I, in my ignorance of other people's thoughts, say that it is difficult to say what I am feeling. There are people who look at the mantle and don't see it and see an aesthetic object, there are people who also think that we never existed. But we exist and we are here. We needed to isolate ourselves so as not to become completely extinct, right? Because we live in the cocoa region, the colonels region, and you know what that's like. In 2000, when we started the recognition process, we needed to gather all the evidence because there was not yet Convention 169, that of self-declaration (standard established by the International Labor Organization, signed by Brazil in 2002), so we had to gather all the evidence, even archaeological sites, to prove that we exist. We had to look for documents, historical photographs. So we returned to the scene, coexisted again, and always in a scenario of conflict that is not small in our region. The mantle comes back to establish this connection. But it does not fit within Christian, evangelical parameters. Although it must be reintegrated, its existence must be reestablished in a dialogue with your codes. And it is a donation treaty, there is no conflict in this case. The return of the Tupinambá Mantle takes place in a situation in which the other understands what the other needs. And you agree with that, right? I remember the Danish ambassador joked with me one day: “What’s up? Is the mantle ready to go back?” And I said yes, he told me it's ready, and he asked: “And which one will come back?” I answered: the main thing, what is on display in Denmark. And he laughed, and yet the cloak is coming back now, and I would like to meet him again to remember it.

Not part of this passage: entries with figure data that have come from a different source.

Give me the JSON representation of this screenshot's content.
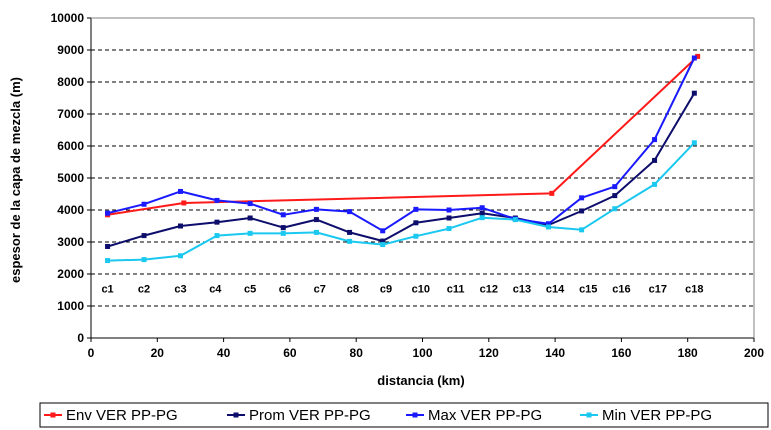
{
  "chart_data": {
    "type": "line",
    "title": "",
    "xlabel": "distancia (km)",
    "ylabel": "espesor de la capa de mezcla (m)",
    "xlim": [
      0,
      200
    ],
    "ylim": [
      0,
      10000
    ],
    "xticks": [
      0,
      20,
      40,
      60,
      80,
      100,
      120,
      140,
      160,
      180,
      200
    ],
    "yticks": [
      0,
      1000,
      2000,
      3000,
      4000,
      5000,
      6000,
      7000,
      8000,
      9000,
      10000
    ],
    "grid": "horizontal dashed",
    "legend_position": "bottom",
    "point_labels": [
      {
        "text": "c1",
        "x": 5
      },
      {
        "text": "c2",
        "x": 16
      },
      {
        "text": "c3",
        "x": 27
      },
      {
        "text": "c4",
        "x": 37.5
      },
      {
        "text": "c5",
        "x": 48
      },
      {
        "text": "c6",
        "x": 58.5
      },
      {
        "text": "c7",
        "x": 69
      },
      {
        "text": "c8",
        "x": 79
      },
      {
        "text": "c9",
        "x": 89
      },
      {
        "text": "c10",
        "x": 99.5
      },
      {
        "text": "c11",
        "x": 110
      },
      {
        "text": "c12",
        "x": 120
      },
      {
        "text": "c13",
        "x": 130
      },
      {
        "text": "c14",
        "x": 140
      },
      {
        "text": "c15",
        "x": 150
      },
      {
        "text": "c16",
        "x": 160
      },
      {
        "text": "c17",
        "x": 171
      },
      {
        "text": "c18",
        "x": 182
      }
    ],
    "point_label_y": 1550,
    "series": [
      {
        "name": "Env VER PP-PG",
        "color": "#ff1a1a",
        "points": [
          [
            5,
            3850
          ],
          [
            28,
            4220
          ],
          [
            139,
            4520
          ],
          [
            183,
            8800
          ]
        ]
      },
      {
        "name": "Prom VER PP-PG",
        "color": "#0d0d6b",
        "points": [
          [
            5,
            2860
          ],
          [
            16,
            3200
          ],
          [
            27,
            3500
          ],
          [
            38,
            3620
          ],
          [
            48,
            3750
          ],
          [
            58,
            3450
          ],
          [
            68,
            3700
          ],
          [
            78,
            3300
          ],
          [
            88,
            3030
          ],
          [
            98,
            3600
          ],
          [
            108,
            3750
          ],
          [
            118,
            3900
          ],
          [
            128,
            3750
          ],
          [
            138,
            3530
          ],
          [
            148,
            3970
          ],
          [
            158,
            4450
          ],
          [
            170,
            5550
          ],
          [
            182,
            7650
          ]
        ]
      },
      {
        "name": "Max VER PP-PG",
        "color": "#1a1aff",
        "points": [
          [
            5,
            3900
          ],
          [
            16,
            4180
          ],
          [
            27,
            4580
          ],
          [
            38,
            4300
          ],
          [
            48,
            4200
          ],
          [
            58,
            3850
          ],
          [
            68,
            4020
          ],
          [
            78,
            3950
          ],
          [
            88,
            3350
          ],
          [
            98,
            4020
          ],
          [
            108,
            4000
          ],
          [
            118,
            4070
          ],
          [
            128,
            3720
          ],
          [
            138,
            3570
          ],
          [
            148,
            4380
          ],
          [
            158,
            4730
          ],
          [
            170,
            6200
          ],
          [
            182,
            8750
          ]
        ]
      },
      {
        "name": "Min VER PP-PG",
        "color": "#1ac8f0",
        "points": [
          [
            5,
            2420
          ],
          [
            16,
            2450
          ],
          [
            27,
            2570
          ],
          [
            38,
            3200
          ],
          [
            48,
            3270
          ],
          [
            58,
            3270
          ],
          [
            68,
            3300
          ],
          [
            78,
            3020
          ],
          [
            88,
            2920
          ],
          [
            98,
            3180
          ],
          [
            108,
            3420
          ],
          [
            118,
            3760
          ],
          [
            128,
            3700
          ],
          [
            138,
            3470
          ],
          [
            148,
            3380
          ],
          [
            158,
            4040
          ],
          [
            170,
            4800
          ],
          [
            182,
            6100
          ]
        ]
      }
    ]
  }
}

ARTE!✱ - How many Tupinambá Cloaks are there in the world today?
We have 11 Tupinambá mantles in Europe. They are in Brussels, Basel and Copenhagen. And another three in Italy: two in Florence, one in Milan. Others in France.
ARTE!✱ - The IBGE Census estimated the Tupinambá people in Brazil at more than 7 thousand individuals. Did this number surprise you?
Look, I don't work with numbers, I think it's still not enough. We must remember that we do not speak the language of the colonizer. I don't speak Portuguese, I don't speak English, I don't speak African. I don't speak Tupi. We speak our language, we managed to counter this logic of invisibilization. More and more people are becoming aware to understand that their place in the territory is unique, it is their place, of their existence within a Nation. And then they develop their awareness of the world.